The join you are going to want to do will probably look something like this:
start transaction;
update documents as d, categories_to_documents as c set c.category_id=2 where c.document_id=d.id and d.url like "foo%";
At that point, you can select and verify it did what you want. If it worked, then the next statement you’d execute is commit, if not rollback.
-Kevin Yeh
Just to weigh on on the ‘url’ column issue in the documents table. Note this bug creeped up back around version 3.0 or so when users were moving their OpenEMR instances around (ie. to new servers or different paths). This has been dealt with by simply only using the filename and discarding the rest of the path whenever it is used in the documents module. So, this should not of caused you issues when moving the documents directory during upgrade to 4.0+, unless you have custom code (or if still happening in some standard OpenEMR code, then this would be a bug that needs fixing). This has actually brought up an interesting issue, and has made it seemingly impossible to create any directory hierarchy in the documents directory, which has hindered code such as below from getting into the OpenEMr codebase(see my message at the end of the code): http://github.com/zhhealthcare/openemr/commit/ea27304ad50abd9cbcfd5087f31099801c7146aa
Although it just hit me, that this could be done by simply making a ‘directory’ column in the documents directory that held any directory path, if applicable, within the documents directory.
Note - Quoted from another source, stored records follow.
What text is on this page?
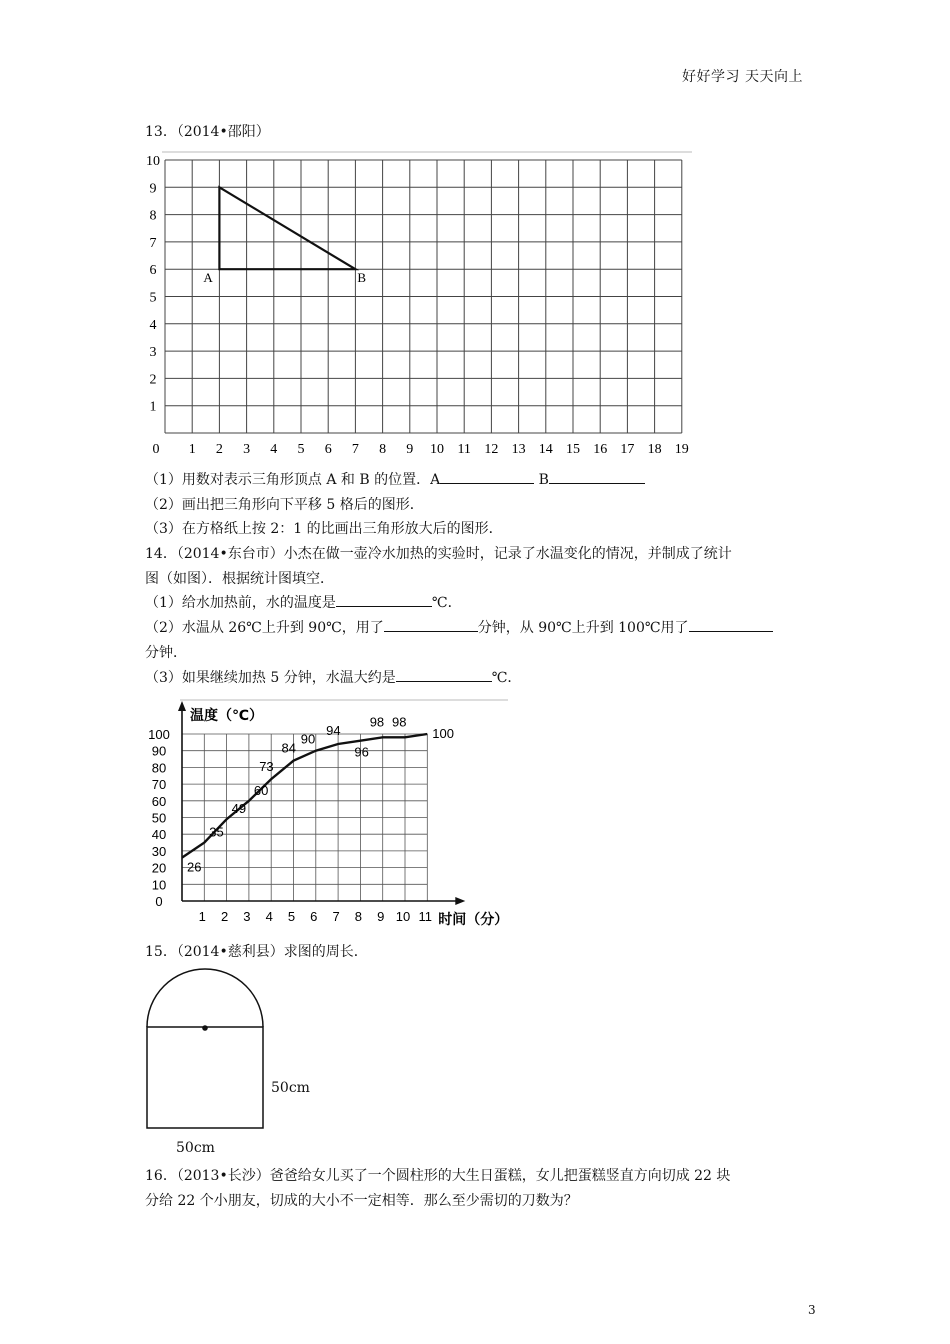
好好学习 天天向上
13．（2014•邵阳）
0 1 2 3 4 5 6 7 8 9 10 11 12 13 14 15 16 17 18 19
1
2
3
4
5
6
7
8
9
10
A	B
（1）用数对表示三角形顶点 A 和 B 的位置．A	B
（2）画出把三角形向下平移 5 格后的图形．
（3）在方格纸上按 2：1 的比画出三角形放大后的图形．
14．（2014•东台市）小杰在做一壶冷水加热的实验时，记录了水温变化的情况，并制成了统计
图（如图）．根据统计图填空．
（1）给水加热前，水的温度是	℃．
（2）水温从 26℃上升到 90℃，用了	分钟，从 90℃上升到 100℃用了
分钟．
（3）如果继续加热 5 分钟，水温大约是	℃．
0
10
20
30
40
50
60
70
80
90
100
1 2 3 4 5 6 7 8 9 10 11
26
35
49
60
73
84
90
94
96
98 98
100
温度（℃）
时间（分）
15．（2014•慈利县）求图的周长．
50cm
50cm
16．（2013•长沙）爸爸给女儿买了一个圆柱形的大生日蛋糕，女儿把蛋糕竖直方向切成 22 块
分给 22 个小朋友，切成的大小不一定相等．那么至少需切的刀数为？
3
Also, the categories_seq table contains only one row with a value that is equal to the highest number of ‘id’ that is in the categories table.
Thank you, Kevin and Brady. These hints will definitely help me and others.
For some reason my documents_seq file had three entries and that didn’t make sense to me. I fixed it using Brady’s suggestion.
The same thing happened, apparently, to the sequences table. It had two values - a large value and below it a smaller value. It turns out new documents were assigned small rather than large numbers. On a hunch, I took out all the values from the sequences table and put in a single value large enough so as not to overlap any existing document numbers.
I played around with changing a few category_id values for certain documents, and the behavior seemed to follow the changes properly. For now, I’m going to keep all the category codes as 1 just to be sure it is truly stable before changing things permanently.
Kevin’s advice worked great for reassigning proper locations in the document tree for my documentds based on file names according to naming conventions. All is well.
For anybody else who notices this problem - do not despair. For somebody who understands the database tables involved it can be fixed fairly easily.